There has been a long demand for simple and rapid desktop manufacturing processes capable of decreasing the cost, time, and labor associated with micro- or nano-fluidic system fabrication in device prototyping and low volume production.
Due to the relative ease and speed of fabrication afforded by the soft lithography technique with polydimethylsiloxane (PDMS) elastomer, PDMS has been widely used in device prototyping of microfluidic applications. However, PDMS suffers from a number of disadvantages such as low stiffness, high gas permeability, high water absorption, and incompatibility with many common solvents used in biomolecular assays. More fundamentally, although within certain constraints a PDMS chip may be prototyped from design to final sealed device within several days, elastomer micromolding processes remain far from meeting the goals of true desktop manufacturing, with the microfabrication of templates needed for PDMS molding often requiring significant infrastructure, time, and labor.
Thermoplastic polymers are attractive materials for the fabrication of a variety of micro- or nano-systems, with applications including micro- or nano-optical components, microcantilever chemical sensors, micro- or nano-structured biomimetic surfaces, and micro- or nano-fluidic chips. Unlike elastomers such as PDMS, thermoplastic polymers offer a combination of excellent dimensional stability, good optical properties, low water absorption and gas permeability, low cost, and a range of bulk and surface properties. Thermoplastic micro- or nano-fabrication has been widely explored using conventional replication methods, for example, hot or colds embossing, injection molding, hot roller microprinting and thermoforming, as well as serial fabrication methods such as direct laser machining and micromilling. While these techniques provide advantages in some aspects, they all require significant infrastructure investment, time, and effort. Still more, all these conventional methods involve material removal or displacement through thermal or mechanical means. When device features are miniaturized to micro- or nano-scales, thermal or mechanical means of machining or patterning place a challenge on the mechanical properties of the structural materials for the device. It is generally difficult to control the drill bits or heating temperature so that features of micrometer or even nanometer scale are produced with high replicability and less deformation.

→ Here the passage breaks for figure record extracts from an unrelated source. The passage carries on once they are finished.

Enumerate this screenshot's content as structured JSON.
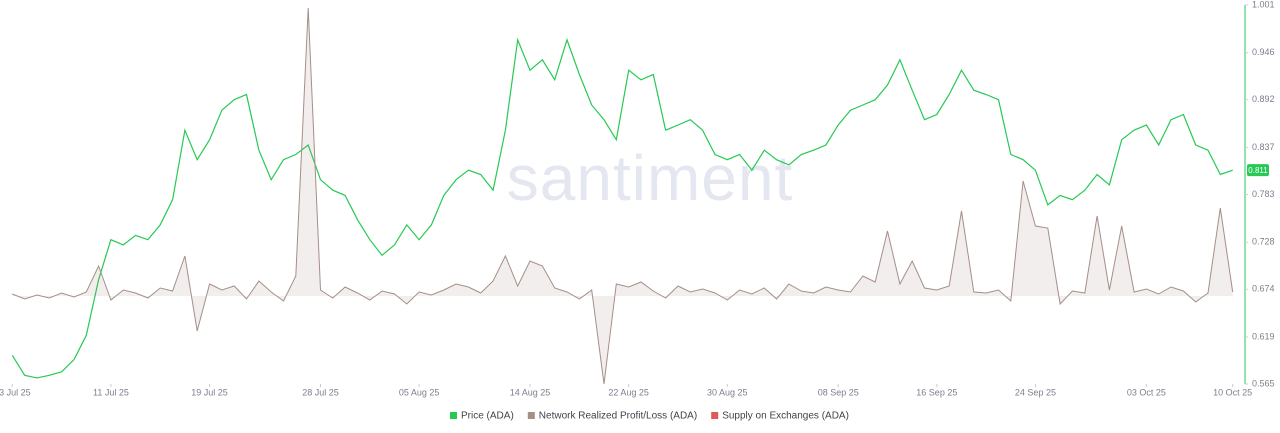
{
  "chart_data": {
    "type": "line",
    "watermark": "santiment",
    "x": [
      "2025-07-03",
      "2025-07-04",
      "2025-07-05",
      "2025-07-06",
      "2025-07-07",
      "2025-07-08",
      "2025-07-09",
      "2025-07-10",
      "2025-07-11",
      "2025-07-12",
      "2025-07-13",
      "2025-07-14",
      "2025-07-15",
      "2025-07-16",
      "2025-07-17",
      "2025-07-18",
      "2025-07-19",
      "2025-07-20",
      "2025-07-21",
      "2025-07-22",
      "2025-07-23",
      "2025-07-24",
      "2025-07-25",
      "2025-07-26",
      "2025-07-27",
      "2025-07-28",
      "2025-07-29",
      "2025-07-30",
      "2025-07-31",
      "2025-08-01",
      "2025-08-02",
      "2025-08-03",
      "2025-08-04",
      "2025-08-05",
      "2025-08-06",
      "2025-08-07",
      "2025-08-08",
      "2025-08-09",
      "2025-08-10",
      "2025-08-11",
      "2025-08-12",
      "2025-08-13",
      "2025-08-14",
      "2025-08-15",
      "2025-08-16",
      "2025-08-17",
      "2025-08-18",
      "2025-08-19",
      "2025-08-20",
      "2025-08-21",
      "2025-08-22",
      "2025-08-23",
      "2025-08-24",
      "2025-08-25",
      "2025-08-26",
      "2025-08-27",
      "2025-08-28",
      "2025-08-29",
      "2025-08-30",
      "2025-08-31",
      "2025-09-01",
      "2025-09-02",
      "2025-09-03",
      "2025-09-04",
      "2025-09-05",
      "2025-09-06",
      "2025-09-07",
      "2025-09-08",
      "2025-09-09",
      "2025-09-10",
      "2025-09-11",
      "2025-09-12",
      "2025-09-13",
      "2025-09-14",
      "2025-09-15",
      "2025-09-16",
      "2025-09-17",
      "2025-09-18",
      "2025-09-19",
      "2025-09-20",
      "2025-09-21",
      "2025-09-22",
      "2025-09-23",
      "2025-09-24",
      "2025-09-25",
      "2025-09-26",
      "2025-09-27",
      "2025-09-28",
      "2025-09-29",
      "2025-09-30",
      "2025-10-01",
      "2025-10-02",
      "2025-10-03",
      "2025-10-04",
      "2025-10-05",
      "2025-10-06",
      "2025-10-07",
      "2025-10-08",
      "2025-10-09",
      "2025-10-10"
    ],
    "xlim": [
      "2025-07-02",
      "2025-10-11"
    ],
    "xticks": [
      {
        "value": "2025-07-03",
        "label": "03 Jul 25"
      },
      {
        "value": "2025-07-11",
        "label": "11 Jul 25"
      },
      {
        "value": "2025-07-19",
        "label": "19 Jul 25"
      },
      {
        "value": "2025-07-28",
        "label": "28 Jul 25"
      },
      {
        "value": "2025-08-05",
        "label": "05 Aug 25"
      },
      {
        "value": "2025-08-14",
        "label": "14 Aug 25"
      },
      {
        "value": "2025-08-22",
        "label": "22 Aug 25"
      },
      {
        "value": "2025-08-30",
        "label": "30 Aug 25"
      },
      {
        "value": "2025-09-08",
        "label": "08 Sep 25"
      },
      {
        "value": "2025-09-16",
        "label": "16 Sep 25"
      },
      {
        "value": "2025-09-24",
        "label": "24 Sep 25"
      },
      {
        "value": "2025-10-03",
        "label": "03 Oct 25"
      },
      {
        "value": "2025-10-10",
        "label": "10 Oct 25"
      }
    ],
    "ylim": [
      0.565,
      1.001
    ],
    "yticks": [
      0.565,
      0.619,
      0.674,
      0.728,
      0.783,
      0.837,
      0.892,
      0.946,
      1.001
    ],
    "y2lim": [
      -88,
      291
    ],
    "price_marker": 0.811,
    "series": [
      {
        "name": "Price (ADA)",
        "color": "#26c953",
        "values": [
          0.598,
          0.575,
          0.572,
          0.575,
          0.579,
          0.593,
          0.621,
          0.685,
          0.731,
          0.725,
          0.736,
          0.731,
          0.748,
          0.777,
          0.857,
          0.823,
          0.846,
          0.88,
          0.892,
          0.898,
          0.834,
          0.8,
          0.823,
          0.829,
          0.84,
          0.8,
          0.788,
          0.782,
          0.754,
          0.731,
          0.713,
          0.725,
          0.748,
          0.731,
          0.748,
          0.782,
          0.8,
          0.811,
          0.806,
          0.788,
          0.857,
          0.961,
          0.926,
          0.938,
          0.915,
          0.961,
          0.921,
          0.886,
          0.869,
          0.846,
          0.926,
          0.915,
          0.921,
          0.857,
          0.863,
          0.869,
          0.857,
          0.829,
          0.823,
          0.829,
          0.811,
          0.834,
          0.823,
          0.817,
          0.829,
          0.834,
          0.84,
          0.863,
          0.88,
          0.886,
          0.892,
          0.909,
          0.938,
          0.903,
          0.869,
          0.875,
          0.898,
          0.926,
          0.903,
          0.898,
          0.892,
          0.829,
          0.823,
          0.811,
          0.771,
          0.782,
          0.777,
          0.788,
          0.806,
          0.794,
          0.846,
          0.857,
          0.863,
          0.84,
          0.869,
          0.875,
          0.84,
          0.834,
          0.806,
          0.811
        ]
      },
      {
        "name": "Network Realized Profit/Loss (ADA)",
        "color": "#a58f87",
        "axis": "y2",
        "values": [
          2,
          -3,
          1,
          -2,
          3,
          -1,
          4,
          30,
          -4,
          6,
          3,
          -2,
          8,
          5,
          40,
          -35,
          12,
          6,
          10,
          -3,
          15,
          4,
          -5,
          20,
          288,
          6,
          -2,
          9,
          3,
          -4,
          5,
          2,
          -8,
          4,
          1,
          6,
          12,
          9,
          3,
          15,
          40,
          10,
          35,
          30,
          8,
          4,
          -3,
          6,
          -88,
          12,
          9,
          14,
          5,
          -2,
          10,
          4,
          7,
          3,
          -4,
          6,
          2,
          8,
          -3,
          12,
          5,
          3,
          9,
          6,
          4,
          20,
          14,
          65,
          12,
          35,
          8,
          6,
          10,
          85,
          4,
          3,
          6,
          -5,
          115,
          70,
          68,
          -8,
          5,
          3,
          80,
          6,
          70,
          4,
          7,
          2,
          9,
          5,
          -6,
          3,
          88,
          4
        ]
      },
      {
        "name": "Supply on Exchanges (ADA)",
        "color": "#e05858"
      }
    ]
  }
}
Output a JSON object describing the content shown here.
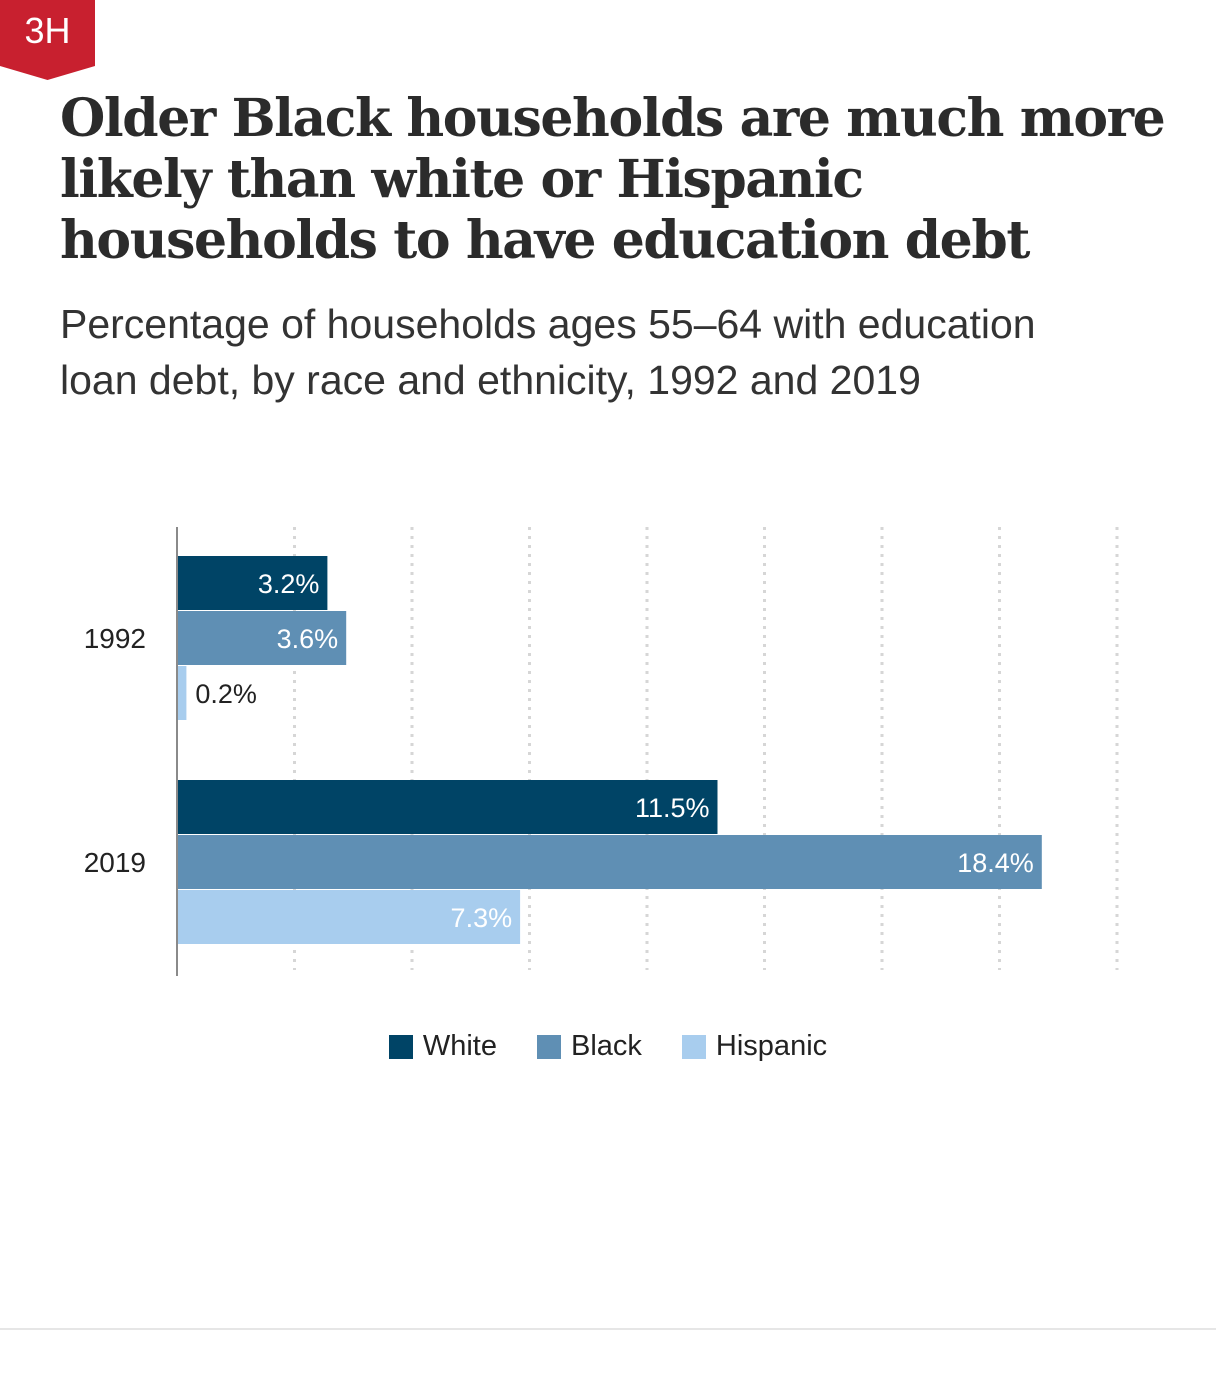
{
  "badge": {
    "label": "3H",
    "color": "#c8202f"
  },
  "title": "Older Black households are much more likely than white or Hispanic households to have education debt",
  "subtitle": "Percentage of households ages 55–64 with education loan debt, by race and ethnicity, 1992 and 2019",
  "legend": [
    {
      "label": "White",
      "color": "#004466"
    },
    {
      "label": "Black",
      "color": "#5f8fb4"
    },
    {
      "label": "Hispanic",
      "color": "#a8cdee"
    }
  ],
  "chart_data": {
    "type": "bar",
    "orientation": "horizontal",
    "categories": [
      "1992",
      "2019"
    ],
    "series": [
      {
        "name": "White",
        "values": [
          3.2,
          11.5
        ],
        "labels": [
          "3.2%",
          "11.5%"
        ],
        "color": "#004466"
      },
      {
        "name": "Black",
        "values": [
          3.6,
          18.4
        ],
        "labels": [
          "3.6%",
          "18.4%"
        ],
        "color": "#5f8fb4"
      },
      {
        "name": "Hispanic",
        "values": [
          0.2,
          7.3
        ],
        "labels": [
          "0.2%",
          "7.3%"
        ],
        "color": "#a8cdee"
      }
    ],
    "xlim": [
      0,
      20
    ],
    "grid": true,
    "legend_position": "bottom"
  }
}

The orogenic fabrication methods disclosed in the current invention are simple and rapid desktop manufacturing processes capable of decreasing the cost, time, and labor associated with thermoplastic micro- or nanon-fluidic system fabrication. Based on the irreversible swelling of thermoplastic polymer upon exposure to a suitable solvent, one advantage of the current invention is that it can be carried out with or without lithography or micromolding. Another advantage of the current invention is that bonding of substrate can be achieved at room temperature and low pressure. The current invention provides a quick, economic and highly controllable means to achieve low volume production or prototyping of micro- or nano-fluidic device.